# What's in his pipe - Commander McBragg



## Requiem (Dec 6, 2008)

Now, I had never heard of this fellow, but someone else in the forum mentioned him and after I looked at some youtube videos I was delighted.










YouTube - mcbragg

So, what's in his pipe?


----------



## Jack Straw (Nov 20, 2008)

I'm thinking Squadron Leader


----------



## Davetopay (Jan 19, 2008)

The finest blend/cheapest....all depends upon who he is talking to.ound:


----------



## Lefty (Jun 5, 2007)

You didn't grow up watching The Rocky & Bullwinkle Show. FABULOUS! You'll never see a cartoon character smoking a pipe now will ya? I'm sure even Santa and Frosty have been stripped of the pipe.


----------



## commonsenseman (Apr 18, 2008)

He seems like a sophisticated gentlemen to me, I'm guessing an English blend.


----------



## Jack Straw (Nov 20, 2008)

Lefty said:


> You didn't grow up watching The Rocky & Bullwinkle Show. FABULOUS! You'll never see a cartoon character smoking a pipe now will ya? I'm sure even Santa and Frosty have been stripped of the pipe.

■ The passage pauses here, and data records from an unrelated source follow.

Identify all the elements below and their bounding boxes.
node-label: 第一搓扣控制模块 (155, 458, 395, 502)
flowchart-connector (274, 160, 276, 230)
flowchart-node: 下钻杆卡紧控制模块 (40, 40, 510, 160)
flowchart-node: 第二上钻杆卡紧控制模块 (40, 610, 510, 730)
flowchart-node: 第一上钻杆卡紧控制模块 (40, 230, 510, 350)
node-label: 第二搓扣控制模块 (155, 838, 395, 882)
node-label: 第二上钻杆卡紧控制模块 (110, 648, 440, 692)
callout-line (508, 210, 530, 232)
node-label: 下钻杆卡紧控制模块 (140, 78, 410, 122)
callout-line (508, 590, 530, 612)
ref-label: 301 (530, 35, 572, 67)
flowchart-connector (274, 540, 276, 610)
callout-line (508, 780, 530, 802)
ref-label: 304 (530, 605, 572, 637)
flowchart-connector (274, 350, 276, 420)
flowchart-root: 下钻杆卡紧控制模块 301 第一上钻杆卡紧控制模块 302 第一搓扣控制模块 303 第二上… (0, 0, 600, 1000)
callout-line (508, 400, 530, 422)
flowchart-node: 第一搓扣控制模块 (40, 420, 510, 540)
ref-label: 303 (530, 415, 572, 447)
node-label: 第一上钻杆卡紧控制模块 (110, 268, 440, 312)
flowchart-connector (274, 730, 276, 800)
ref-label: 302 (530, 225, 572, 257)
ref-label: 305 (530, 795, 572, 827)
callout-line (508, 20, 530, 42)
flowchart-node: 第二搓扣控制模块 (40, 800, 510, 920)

I thought of asking if I could dress as Santa and smoke a pipe at the office xmas party, but somehow I don't think that would go over well.


----------



## 8ball (Feb 17, 2006)

English, without a doubt.


----------



## MarkC (Jul 4, 2009)

Since I clearly remember this cartoon, I'm sure he'd claim it's something exotic we've never heard of...


----------



## Requiem (Dec 6, 2008)

Well, looks like McBragg prefers english blends, especially Squadron Leader. Did he ever told you that Squadron Leader was inspired by his heroic feats and that it's McBragg himself who's depicted in the tin?










Here's why: YouTube - Commander McBragg Ace of Aces


----------



## Lefty (Jun 5, 2007)

When I grow up I wanna be Commander Bragg.


----------